На севере грохотало уже вторые сутки. Там дивизии генералов Девиза и Сабанеева пытались подняться наверх, стать на высоте, с которой уже можно было кидать ядра через стены Шумлы. Турки тоже поняли это, хотя с опозданием. Но успели сбить наш полк, пытавшийся насыпать батарею, и сами подвезли орудия, вырыли пару линий окопов, наколотили рогаток и посадили в оборону испытанных бойцов — янычар.
На юге корпус старшего брата главнокомандующего оставался на месте, несмотря на грозные и многочисленные приказы. Каменский-первый отговаривался неудобствами местности и преимуществом неприятеля в силе. Граф бесился, но принудить родственника к активным действиям так и не смог.
Окрестности Шумлы в самом деле были крайне неудобны для движения армий.
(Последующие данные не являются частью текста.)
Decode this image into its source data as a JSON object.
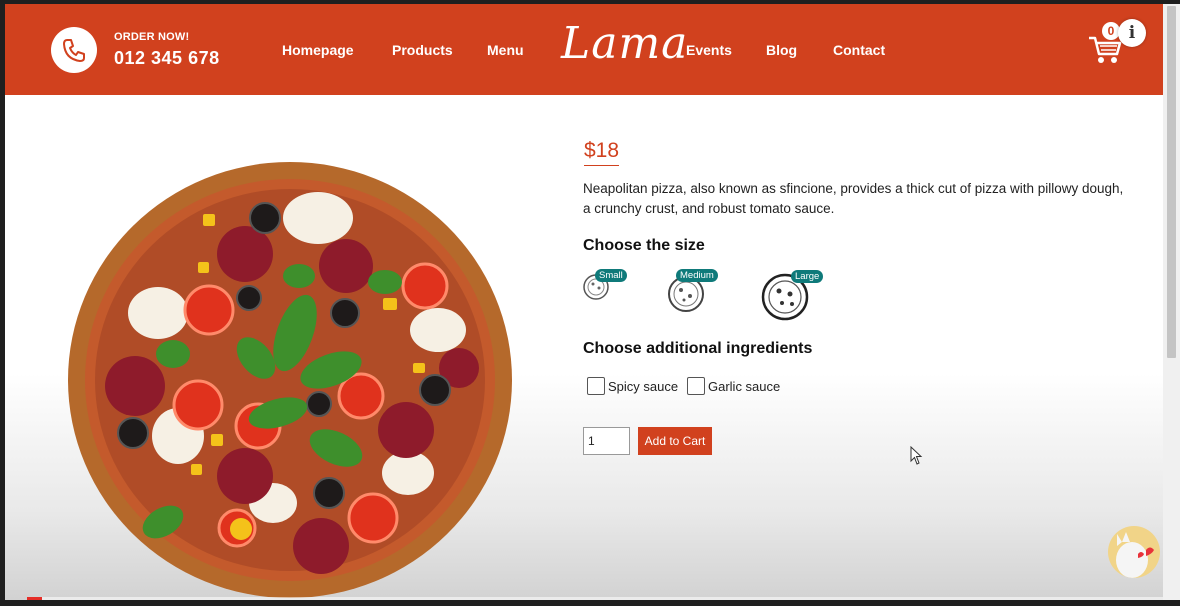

Сюда уже подходили отроги Балканских гор, разрезая равнину на неравные и неудобные части. Холмы поднимались уступами, соединялись глубокими оврагами, поросшими кустами, цепкими и колючими. Сама местность укрепляла оборонявшихся и ставила препоны атакующим русским.
Александрийцы оставались во второй линии центра.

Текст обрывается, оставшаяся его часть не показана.